Altschul SF, Gish W, Miller W, Myers EW, DJ L: Basic local alignm

Altschul SF, Gish W, Miller W, Myers EW, DJ L: Basic local alignment search tool. J Mol Biol 1990,215(3):403–10.PubMed 47. Thompson JD, Higgins DG, Gibson TJ: CLUSTAL W: improving the sensitivity of progressive multiple sequence alignment through sequence weighting, position-specific gap penalties and weight matrix choice. Nucl Acids Res 1994, 22:4673–4680.CrossRefPubMed 48. Felsentein J: Phylip; Phylogeny Inference Package Version 3.2. Cladistics 1989, 5:164–166. 49. Creevey CJ, McInerney JO: Clann: investigating phylogenetic information through supertree analyses. Bioinformatics 2005, 21:390–392.CrossRefPubMed Authors’ contributions OOS Primaryauthor, experimental design and contributed to all experiments. JOC reviewed, sugar

metabolism work and intellectual Repotrectinib concentration contribution to the manuscript. ASV Contributed to

experiments. OMcA contributed to experiments and reviewed manuscript. LS contributed to experiments. PK contributed to experiments. MC CBL0137 in vivo experimental design and intellectual input. GF Principal selleck inhibitor investigator and intellectual input RPR Principal investigator and intellectual input. TB Principal investigator and intellectual input.

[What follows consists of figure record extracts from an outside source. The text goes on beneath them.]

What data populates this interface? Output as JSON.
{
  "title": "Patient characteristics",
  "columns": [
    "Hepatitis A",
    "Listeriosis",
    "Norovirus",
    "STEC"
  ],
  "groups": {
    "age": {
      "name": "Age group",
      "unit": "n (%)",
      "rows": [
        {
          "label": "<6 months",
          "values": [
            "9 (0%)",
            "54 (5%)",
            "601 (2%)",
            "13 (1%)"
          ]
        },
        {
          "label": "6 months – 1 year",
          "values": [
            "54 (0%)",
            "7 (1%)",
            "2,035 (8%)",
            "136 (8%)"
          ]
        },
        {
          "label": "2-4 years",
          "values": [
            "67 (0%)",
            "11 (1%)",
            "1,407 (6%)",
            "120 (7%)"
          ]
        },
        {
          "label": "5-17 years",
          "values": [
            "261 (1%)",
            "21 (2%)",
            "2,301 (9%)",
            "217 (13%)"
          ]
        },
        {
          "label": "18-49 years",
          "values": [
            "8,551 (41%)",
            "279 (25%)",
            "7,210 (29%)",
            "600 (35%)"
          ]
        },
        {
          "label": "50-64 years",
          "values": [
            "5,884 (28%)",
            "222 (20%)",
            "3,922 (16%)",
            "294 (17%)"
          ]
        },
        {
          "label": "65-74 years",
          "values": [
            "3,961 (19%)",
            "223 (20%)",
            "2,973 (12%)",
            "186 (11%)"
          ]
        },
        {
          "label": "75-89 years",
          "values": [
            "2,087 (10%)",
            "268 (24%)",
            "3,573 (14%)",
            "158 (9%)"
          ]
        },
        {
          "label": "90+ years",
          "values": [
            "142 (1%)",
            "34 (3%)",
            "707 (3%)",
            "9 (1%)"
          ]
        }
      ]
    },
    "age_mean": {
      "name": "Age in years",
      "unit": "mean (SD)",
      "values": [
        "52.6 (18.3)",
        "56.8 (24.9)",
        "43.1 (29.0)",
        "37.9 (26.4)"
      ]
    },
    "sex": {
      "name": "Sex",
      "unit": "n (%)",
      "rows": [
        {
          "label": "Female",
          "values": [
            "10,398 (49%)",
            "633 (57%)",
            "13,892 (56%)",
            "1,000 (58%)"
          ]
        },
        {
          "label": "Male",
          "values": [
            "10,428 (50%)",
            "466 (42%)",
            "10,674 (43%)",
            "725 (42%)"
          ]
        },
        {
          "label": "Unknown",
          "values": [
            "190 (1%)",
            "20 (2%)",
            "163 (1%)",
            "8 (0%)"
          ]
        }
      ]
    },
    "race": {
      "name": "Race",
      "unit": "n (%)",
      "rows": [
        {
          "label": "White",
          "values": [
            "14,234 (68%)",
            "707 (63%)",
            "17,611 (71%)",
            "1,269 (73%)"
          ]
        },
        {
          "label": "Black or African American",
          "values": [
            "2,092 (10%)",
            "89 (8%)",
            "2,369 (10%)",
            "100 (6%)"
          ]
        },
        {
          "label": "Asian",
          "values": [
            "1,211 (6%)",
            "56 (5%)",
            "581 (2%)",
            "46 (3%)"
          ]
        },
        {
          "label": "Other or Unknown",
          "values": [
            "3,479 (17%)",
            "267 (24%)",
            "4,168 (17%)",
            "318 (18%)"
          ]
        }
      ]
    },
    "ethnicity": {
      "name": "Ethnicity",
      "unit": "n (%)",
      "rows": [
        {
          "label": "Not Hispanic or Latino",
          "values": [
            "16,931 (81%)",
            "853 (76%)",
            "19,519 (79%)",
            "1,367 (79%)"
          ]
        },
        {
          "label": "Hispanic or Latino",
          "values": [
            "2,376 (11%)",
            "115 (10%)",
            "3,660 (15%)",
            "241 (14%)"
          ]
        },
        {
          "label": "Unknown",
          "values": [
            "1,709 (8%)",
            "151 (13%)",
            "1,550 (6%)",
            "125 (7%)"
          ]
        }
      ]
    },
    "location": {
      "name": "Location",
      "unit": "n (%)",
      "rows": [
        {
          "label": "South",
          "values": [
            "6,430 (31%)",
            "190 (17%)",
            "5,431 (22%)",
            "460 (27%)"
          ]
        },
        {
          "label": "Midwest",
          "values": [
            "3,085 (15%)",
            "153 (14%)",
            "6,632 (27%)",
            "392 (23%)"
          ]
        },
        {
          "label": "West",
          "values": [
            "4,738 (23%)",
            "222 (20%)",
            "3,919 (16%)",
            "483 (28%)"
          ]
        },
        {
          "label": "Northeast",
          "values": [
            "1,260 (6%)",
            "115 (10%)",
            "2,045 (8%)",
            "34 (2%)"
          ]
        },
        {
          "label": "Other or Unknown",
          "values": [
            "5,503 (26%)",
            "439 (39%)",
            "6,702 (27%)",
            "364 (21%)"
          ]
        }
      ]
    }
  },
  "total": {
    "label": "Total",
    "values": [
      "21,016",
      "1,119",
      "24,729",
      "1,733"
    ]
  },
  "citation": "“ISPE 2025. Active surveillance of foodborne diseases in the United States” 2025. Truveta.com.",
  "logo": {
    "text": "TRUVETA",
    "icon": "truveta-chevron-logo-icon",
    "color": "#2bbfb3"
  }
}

All authors have read and approved the final manuscript.”
“Background Cryptococcus neoformans is an encapsulated yeast that is a facultative intracellular pathogen and a frequent cause of human disease in immunocompromised patients [1, 2]. Macrophages are essential for effective host defense against C. neoformans in humans [3, 4]. However, murine macrophages have been shown to be permissive for intracellular replication of C. neoformans, which can subsequently be extruded from or lyse the macrophages [2, 5–8]. In this regard, C. neoformans has a unique intracellular pathogenic strategy that involves cytoplasmic accumulation of polysaccharide-containing

vesicles and intracellular replication leading check details to the formation of large phagosomes where multiple Cryptococcal cells are present [5]. Our group and others have recently reported that after C. neoformans ingestion by macrophages, the yeast replicates and is subsequently extruded, in a process whereby both the yeast and macrophages survive [8, 9]. Moreover, it was also recently discovered that C. neoformans can spread from an infected to an uninfected murine macrophage cell [9, 10]. Here we further extend our extrusion studies to human peripheral blood monocytes (HPBMs) and report that as in murine macrophages, the interaction between human monocytes and C. neoformans leads to ingestion, intracellular replication, and polysaccharide shedding of C. neoformans, followed by cell to cell spread and extrusion of C. neoformans. The occurrence of phagosomal ‘extrusion’ in human peripheral blood monocytes suggests a central role for this phenomenon in the propagation and dissemination of this fungal pathogen. C. neoformans has a novel intracellular strategy that, to date has no precedent in other well-characterized intracellular pathogens. Since C.